In contrast to the Soviet bloc countries -- where after the war women were encouraged to combine paid work and motherhood" -- the goal of "returning American women to the home became a hallmark of American life" (Rupp, 53). Ironically, and just as striking as the contrast between Soviet block policies on women and the American approach, was the fact that American occupation authorities in Japan and Germany "insisted that those countries' new constitutions grant women equal rights" because American occupying leaders believed that women "could serve as the foundation of democratic governments" (Rupp, 53). The irony here is the fact that while some American leaders were touting the need to have women achieve equal opportunities in defeated Germany and Japan, the Equal Rights Amendment "…languished in congressional committees" in Washington, D.C., home of the winning government's executive and legislative branches.
How the propaganda effort came into fruition to create "Rosie the Riveter"
As to how the massive propaganda effort was put in place, this propaganda effort was necessitated by the fact that private industry had "…refused to remove prewar barriers against the employment of women until the last possible moment" (Honey, 29). Prejudice against women, African-Americans, Jews and aliens were "deep-seated" and so a campaign needed to be developed to overcome these restrictions against women in the war workforce. The Office of War Information (OWI), basically the propaganda machine for the war effort at home, was established in 1942. And commercial advertisers cooperated after "overwhelming pressure" from the government.
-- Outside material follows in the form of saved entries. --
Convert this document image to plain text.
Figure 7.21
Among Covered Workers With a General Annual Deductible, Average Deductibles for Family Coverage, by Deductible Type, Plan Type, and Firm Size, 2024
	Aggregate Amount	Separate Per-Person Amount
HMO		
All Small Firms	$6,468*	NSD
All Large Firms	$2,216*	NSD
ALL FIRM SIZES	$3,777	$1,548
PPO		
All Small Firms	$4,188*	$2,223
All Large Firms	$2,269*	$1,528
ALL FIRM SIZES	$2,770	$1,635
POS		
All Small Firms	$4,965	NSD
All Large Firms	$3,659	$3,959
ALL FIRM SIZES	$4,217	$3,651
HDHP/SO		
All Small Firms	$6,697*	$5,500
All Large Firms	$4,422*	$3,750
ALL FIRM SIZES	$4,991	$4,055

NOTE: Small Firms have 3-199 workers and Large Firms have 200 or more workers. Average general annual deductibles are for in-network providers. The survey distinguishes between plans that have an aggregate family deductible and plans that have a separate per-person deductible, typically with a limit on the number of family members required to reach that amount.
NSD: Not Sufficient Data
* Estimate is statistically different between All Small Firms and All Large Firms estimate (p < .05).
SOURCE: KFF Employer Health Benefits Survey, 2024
President Franklin Roosevelt tried hard to "sidestep the controversy over using the media for propaganda purposes" by insisting that the OWI "…would merely disseminate information about government programs in a neutral way" (Honey, 32). But in fact heavy pressure was applied by the federal government to use the existing media to reach women who were needed to fill the slots vacated by men who went to war.
The National Park Service presents several parts to the propaganda theme that the government used to entice women into the war factories. The main theme was -- no surprise -- patriotism (as mentioned, the pitch was that men would die unnecessarily if the women wouldn't come in to the war effort); and women were also warned that if soldiers died because of their failure to get involved in the effort, they (women) would be called "slackers" (NPS, 2002).
Another propaganda theme was "high pay" and yet another was directed at husbands. The government called on husbands "to encourage their wives to take jobs" (this was based on the belief that many husbands just did not want their wives to go to work in peacetime) (NPS). The propaganda campaign was zeroed in on "white middle-class families whose women were not already working" and in fact women of color were never seen in the advertisements (NPS).
What the "real Rosies" said after the war
An essay by Alice Kessler-Harris reviews the movie "The Life and Times of Rosie the Riveter" and Kessler-Harris reports that though the women in the factories "worked hard, sometimes too hard," they reflect on their wartime work as "satisfying and demanding" and moreover it was "appropriately lucrative" (Kessler-Harris, 1983, p. 250). The Rosies had to fight "racism and wage discrimination where it appeared and, having for once a little clout, they won such things as an end to segregated changing room and to racial abuse on the job" (Kessler-Harris, 250).